‘Within this Hall, neither rich nor yet poor
Would do for me aught, although I should die.
Which seeing, I got me out of the door,
Where Flemings began on me for to cry,
“Master, what will you copen or buy?
Fine felt hats, or spectacles to read?
Lay down your silver and here you may speed.” ’
At Westminster Gate:—
‘Cooke’s to me they took good intent,
And proffered me bread with ale and wine,
Ribs of beef, both fat and full fine,
A faire cloth they gan for to sprede,
But wanting money I might not then speed.’
No doubt the countryman had sufficient cause for many of his complaints, but we cannot but ask, Why should he expect to obtain things without paying for them?

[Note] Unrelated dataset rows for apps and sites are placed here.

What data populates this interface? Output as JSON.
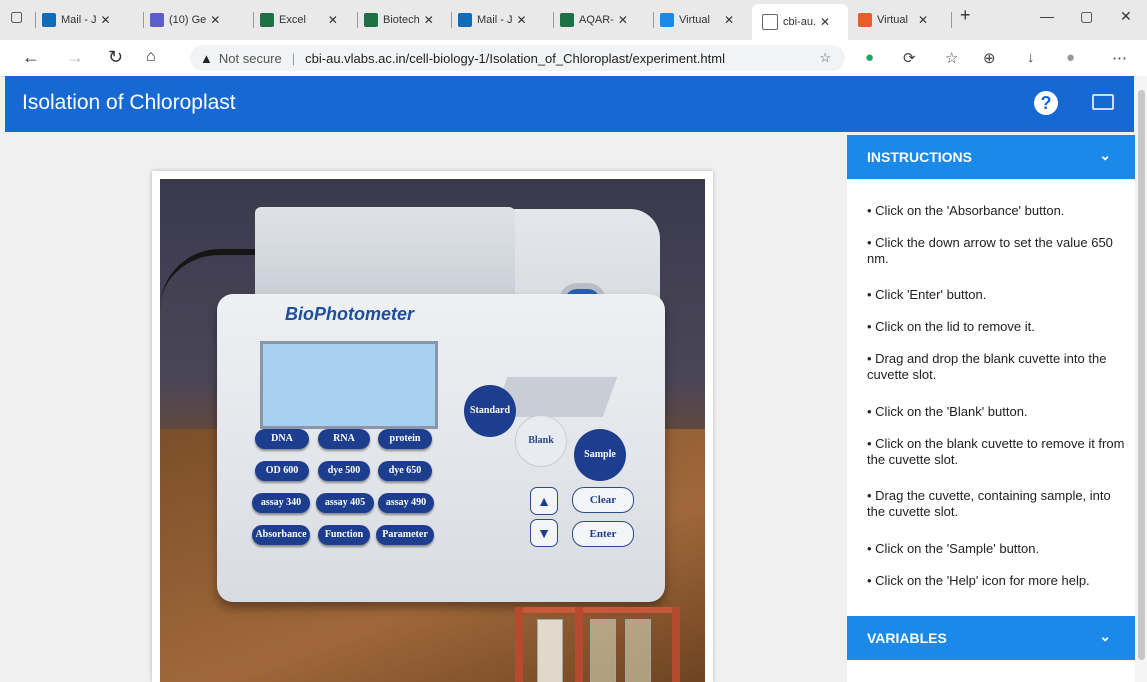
{
  "browser": {
    "tabs": [
      {
        "label": "Mail - J",
        "color": "#0f6cbd"
      },
      {
        "label": "(10) Ge",
        "color": "#5b5fc7"
      },
      {
        "label": "Excel",
        "color": "#1e7145"
      },
      {
        "label": "Biotech",
        "color": "#1e7145"
      },
      {
        "label": "Mail - J",
        "color": "#0f6cbd"
      },
      {
        "label": "AQAR-",
        "color": "#1e7145"
      },
      {
        "label": "Virtual",
        "color": "#1a89e8"
      },
      {
        "label": "cbi-au.",
        "color": "#666666"
      },
      {
        "label": "Virtual",
        "color": "#e85d2a"
      }
    ],
    "security": "Not secure",
    "url": "cbi-au.vlabs.ac.in/cell-biology-1/Isolation_of_Chloroplast/experiment.html"
  },
  "app": {
    "title": "Isolation of Chloroplast",
    "help_label": "?"
  },
  "device": {
    "brand": "BioPhotometer",
    "keys": [
      [
        "DNA",
        "RNA",
        "protein"
      ],
      [
        "OD 600",
        "dye 500",
        "dye 650"
      ],
      [
        "assay 340",
        "assay 405",
        "assay 490"
      ],
      [
        "Absorbance",
        "Function",
        "Parameter"
      ]
    ],
    "standard": "Standard",
    "blank": "Blank",
    "sample": "Sample",
    "up": "▲",
    "down": "▼",
    "clear": "Clear",
    "enter": "Enter"
  },
  "panel": {
    "instructions_header": "INSTRUCTIONS",
    "variables_header": "VARIABLES",
    "instructions": [
      "• Click on the 'Absorbance' button.",
      "• Click the down arrow to set the value 650 nm.",
      "• Click 'Enter' button.",
      "• Click on the lid to remove it.",
      "• Drag and drop the blank cuvette into the cuvette slot.",
      "• Click on the 'Blank' button.",
      "• Click on the blank cuvette to remove it from the cuvette slot.",
      "• Drag the cuvette, containing sample, into the cuvette slot.",
      "• Click on the 'Sample' button.",
      "• Click on the 'Help' icon for more help."
    ]
  }
}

He proceeds to London and hears the various cries of the streets—‘Hot peascodes,’ ‘Strawberry ripe,’ ‘Cherries in the rise’ (i.e., on the bough). Some of the tradesmen offered spice, pepper and saffron. In Cheapside he saw velvet, silk and lawn, and ‘Paris thread, the fin’st in the land.’ He goes by London Stone through Cannon Street, where drapers offered him much cloth. Others cried ‘Hot sheep’s feet,’ ‘Mackerel,’ ‘Rushes green.’ In East Cheap there were ribs of beef, many a pie, and pewter pots in a heap. A taverner in Cornhill took him by the sleeve:—
‘Sir,’ saith he, ‘will you our wine assay?’
He was now tired of his excursion, and walked to Billingsgate, where he prayed a bargeman to take him in his boat for nothing. All this is a groundless complaint; but he was also robbed at Westminster of his hood, in Cannon Street he was asked to buy a new one, and in Cornhill, among much stolen property, he saw his own hood hanging up for sale. This reminds one of the oft-repeated story of the man who, walking through Petticoat Lane, was robbed as he entered and found the object stolen from him ticketed for sale as he turned out of it. The countryman soon has enough of London and its ways, and conveys himself back into Kent, ending his account of adventures with these words:—
‘Save London, and send true lawyers their meed.
For whoso wants money with them shall not speed.’
The words of the poets already referred to are of the greatest value to us, and we are grateful for the vivid pictures of mediæval life they have left us, but we have in Chaucer an ideal Londoner, far beyond the others in the charm of his writing, one who loved the city in which he lived and died.
Langland was too much occupied in denouncing the evils of his time to be able to see the good. Lydgate, Hoccleve and Gower also took partial views of the life around them. It is the great genius and large-heartedness of Chaucer that enables us to see the mixed good and evil.